The remaining builtins (next, rose, fell, stable, changed, eventually, always) are debug-only — they are valid inside assert, cover, test, and similar contexts, and are elided from synthesis. Nothing can observe a future value at runtime, so next and the window-quantified forms only make sense in assertion-style contexts.

SVA comparison

A standard SVA implication assertion:

assert property (@(posedge clk) $rose(req) |-> ##[1:10] $rose(ack));

translates directly:

assert rose(req) implies rose[1..=10](ack)

More examples:

// x stable during a 5-cycle handshake window
assert req implies stable[1..=5](payload)

// ack must eventually rise within 32 cycles of req
assert rose(req) implies eventually[1..=32](ack)

// grant is always clean-high while sel is held
assert sel implies always[1..=10](grant)

// past values
assert counter == past(counter) + 1 when enable
assert x == past[3](x)              // same value three cycles ago

Overriding comptime parameters

User code can define small temporal helpers with comptime parameters.

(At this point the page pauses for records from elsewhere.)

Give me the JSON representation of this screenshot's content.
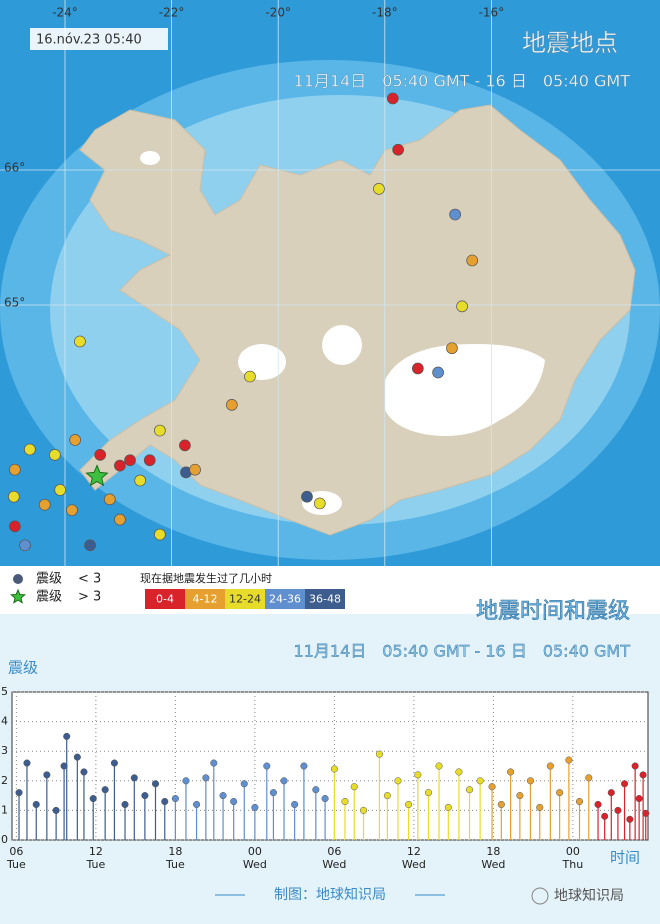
{
  "map": {
    "title": "地震地点",
    "subtitle": "11月14日　05:40 GMT - 16 日　05:40 GMT",
    "timestamp": "16.nóv.23 05:40",
    "lon_ticks": [
      {
        "value": -24,
        "label": "-24°"
      },
      {
        "value": -22,
        "label": "-22°"
      },
      {
        "value": -20,
        "label": "-20°"
      },
      {
        "value": -18,
        "label": "-18°"
      },
      {
        "value": -16,
        "label": "-16°"
      }
    ],
    "lat_ticks": [
      {
        "value": 66,
        "label": "66°"
      },
      {
        "value": 65,
        "label": "65°"
      }
    ],
    "star_color": "#3fbf3f",
    "quakes": [
      {
        "lon": -17.85,
        "lat": 66.53,
        "series": 0,
        "over3": false
      },
      {
        "lon": -17.75,
        "lat": 66.15,
        "series": 0,
        "over3": false
      },
      {
        "lon": -18.11,
        "lat": 65.86,
        "series": 2,
        "over3": false
      },
      {
        "lon": -16.68,
        "lat": 65.67,
        "series": 3,
        "over3": false
      },
      {
        "lon": -16.36,
        "lat": 65.33,
        "series": 1,
        "over3": false
      },
      {
        "lon": -16.55,
        "lat": 64.99,
        "series": 2,
        "over3": false
      },
      {
        "lon": -16.74,
        "lat": 64.68,
        "series": 1,
        "over3": false
      },
      {
        "lon": -17.38,
        "lat": 64.53,
        "series": 0,
        "over3": false
      },
      {
        "lon": -17.0,
        "lat": 64.5,
        "series": 3,
        "over3": false
      },
      {
        "lon": -20.53,
        "lat": 64.47,
        "series": 2,
        "over3": false
      },
      {
        "lon": -20.87,
        "lat": 64.26,
        "series": 1,
        "over3": false
      },
      {
        "lon": -23.72,
        "lat": 64.73,
        "series": 2,
        "over3": false
      },
      {
        "lon": -19.22,
        "lat": 63.53,
        "series": 2,
        "over3": false
      },
      {
        "lon": -19.46,
        "lat": 63.58,
        "series": 4,
        "over3": false
      },
      {
        "lon": -24.94,
        "lat": 63.78,
        "series": 1,
        "over3": false
      },
      {
        "lon": -24.66,
        "lat": 63.93,
        "series": 2,
        "over3": false
      },
      {
        "lon": -24.96,
        "lat": 63.58,
        "series": 2,
        "over3": false
      },
      {
        "lon": -24.94,
        "lat": 63.36,
        "series": 0,
        "over3": false
      },
      {
        "lon": -24.38,
        "lat": 63.52,
        "series": 1,
        "over3": false
      },
      {
        "lon": -24.09,
        "lat": 63.63,
        "series": 2,
        "over3": false
      },
      {
        "lon": -23.87,
        "lat": 63.48,
        "series": 1,
        "over3": false
      },
      {
        "lon": -23.34,
        "lat": 63.89,
        "series": 0,
        "over3": false
      },
      {
        "lon": -22.97,
        "lat": 63.81,
        "series": 0,
        "over3": false
      },
      {
        "lon": -22.78,
        "lat": 63.85,
        "series": 0,
        "over3": false
      },
      {
        "lon": -22.41,
        "lat": 63.85,
        "series": 0,
        "over3": false
      },
      {
        "lon": -22.22,
        "lat": 64.07,
        "series": 2,
        "over3": false
      },
      {
        "lon": -21.75,
        "lat": 63.96,
        "series": 0,
        "over3": false
      },
      {
        "lon": -21.73,
        "lat": 63.76,
        "series": 4,
        "over3": false
      },
      {
        "lon": -23.16,
        "lat": 63.56,
        "series": 1,
        "over3": false
      },
      {
        "lon": -22.97,
        "lat": 63.41,
        "series": 1,
        "over3": false
      },
      {
        "lon": -23.53,
        "lat": 63.22,
        "series": 4,
        "over3": false
      },
      {
        "lon": -24.75,
        "lat": 63.22,
        "series": 3,
        "over3": false
      },
      {
        "lon": -22.22,
        "lat": 63.3,
        "series": 2,
        "over3": false
      },
      {
        "lon": -22.59,
        "lat": 63.7,
        "series": 2,
        "over3": false
      },
      {
        "lon": -21.56,
        "lat": 63.78,
        "series": 1,
        "over3": false
      },
      {
        "lon": -23.81,
        "lat": 64.0,
        "series": 1,
        "over3": false
      },
      {
        "lon": -24.19,
        "lat": 63.89,
        "series": 2,
        "over3": false
      },
      {
        "lon": -23.4,
        "lat": 63.73,
        "series": 4,
        "over3": true
      }
    ],
    "legend": {
      "size": [
        {
          "label": "震级",
          "range": "< 3"
        },
        {
          "label": "震级",
          "range": "> 3"
        }
      ],
      "age_title": "现在据地震发生过了几小时"
    }
  },
  "chart_data": {
    "type": "stem",
    "title": "地震时间和震级",
    "subtitle": "11月14日　05:40 GMT - 16 日　05:40 GMT",
    "y_label": "震级",
    "x_label": "时间",
    "xlim": [
      5.67,
      53.67
    ],
    "ylim": [
      0,
      5
    ],
    "yticks": [
      0,
      1,
      2,
      3,
      4,
      5
    ],
    "grid": true,
    "xticks": [
      {
        "value": 6,
        "label": "06\nTue"
      },
      {
        "value": 12,
        "label": "12\nTue"
      },
      {
        "value": 18,
        "label": "18\nTue"
      },
      {
        "value": 24,
        "label": "00\nWed"
      },
      {
        "value": 30,
        "label": "06\nWed"
      },
      {
        "value": 36,
        "label": "12\nWed"
      },
      {
        "value": 42,
        "label": "18\nWed"
      },
      {
        "value": 48,
        "label": "00\nThu"
      }
    ],
    "series": [
      {
        "name": "0-4",
        "color": "#d8232a",
        "x": [
          49.9,
          50.4,
          50.9,
          51.4,
          51.9,
          52.3,
          52.7,
          53.0,
          53.3,
          53.5
        ],
        "values": [
          1.2,
          0.8,
          1.6,
          1.0,
          1.9,
          0.7,
          2.5,
          1.4,
          2.2,
          0.9
        ]
      },
      {
        "name": "4-12",
        "color": "#e5a030",
        "x": [
          41.9,
          42.6,
          43.3,
          44.0,
          44.8,
          45.5,
          46.3,
          47.0,
          47.7,
          48.5,
          49.2
        ],
        "values": [
          1.8,
          1.2,
          2.3,
          1.5,
          2.0,
          1.1,
          2.5,
          1.6,
          2.7,
          1.3,
          2.1
        ]
      },
      {
        "name": "12-24",
        "color": "#e8dc2a",
        "x": [
          30.0,
          30.8,
          31.5,
          32.2,
          33.4,
          34.0,
          34.8,
          35.6,
          36.3,
          37.1,
          37.9,
          38.6,
          39.4,
          40.2,
          41.0
        ],
        "values": [
          2.4,
          1.3,
          1.8,
          1.0,
          2.9,
          1.5,
          2.0,
          1.2,
          2.2,
          1.6,
          2.5,
          1.1,
          2.3,
          1.7,
          2.0
        ]
      },
      {
        "name": "24-36",
        "color": "#5f8fcf",
        "x": [
          18.0,
          18.8,
          19.6,
          20.3,
          20.9,
          21.6,
          22.4,
          23.2,
          24.0,
          24.9,
          25.4,
          26.2,
          27.0,
          27.7,
          28.6,
          29.3
        ],
        "values": [
          1.4,
          2.0,
          1.2,
          2.1,
          2.6,
          1.5,
          1.3,
          1.9,
          1.1,
          2.5,
          1.6,
          2.0,
          1.2,
          2.5,
          1.7,
          1.4
        ]
      },
      {
        "name": "36-48",
        "color": "#3d5d8f",
        "x": [
          6.2,
          6.8,
          7.5,
          8.3,
          9.0,
          9.6,
          9.8,
          10.6,
          11.1,
          11.8,
          12.7,
          13.4,
          14.2,
          14.9,
          15.7,
          16.5,
          17.2
        ],
        "values": [
          1.6,
          2.6,
          1.2,
          2.2,
          1.0,
          2.5,
          3.5,
          2.8,
          2.3,
          1.4,
          1.7,
          2.6,
          1.2,
          2.1,
          1.5,
          1.9,
          1.3
        ]
      }
    ]
  },
  "credit": "制图：地球知识局",
  "watermark": "地球知识局"
}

Defaults may refer to visible comptime bindings, and callers can override the parameter:

comptime const window = 1..=8
comb ack_within[w:range=window](req, ack) { req implies eventually[w](ack) }

assert ack_within(req, ack)           // uses default w = 1..=8
assert ack_within[1..=4](req, ack)    // tighter window at this call site

Deliberate non-goals

To keep verification close to Pyrope and easy to learn, this chapter intentionally does not add:

  • watch / unwatch: spawn plus waitfor already covers the same use case.
  • log.info / log.warn / log.error: existing puts and print are enough for the language core.
  • dump.start / dump.stop: waveform capture fits better as a runner or tool option than as language syntax.
  • A built-in constrained-random DSL: start with .[rand], and add libraries only if they prove necessary.

Summary of new constructs

Construct Context Purpose
spawn name = { } test only Declare a concurrent test thread
join h1, h2, ... test only Wait for threads to complete
cancel h test only Stop a running thread at the next yield point
sig.[rising] debug only True on a 0-to-1 transition (same as rose(sig))
sig.[falling] debug only True on a 1-to-0 transition (same as fell(sig))
sig.[changed] debug only True when value differs from previous cycle (same as changed(sig))
past[n](x) any context Sample x at a past cycle (inserts n flops)
next[n](x) debug only Sample x at a future cycle
rose[w](x), fell[w](x) debug only Windowed edge within range w
stable[w](x), changed[w](x) debug only Windowed value-stability checks
eventually[w](x), always[w](x) debug only Existence / universal quantifier over cycles in w
waitfor(ref c, timeout=N) waitfor only Bound the wait to N cycles
force(path, val) test only Override a signal persistently
release(path) test only Remove the override and restore the driver

Everything else in this chapter is built from existing Pyrope verification constructs.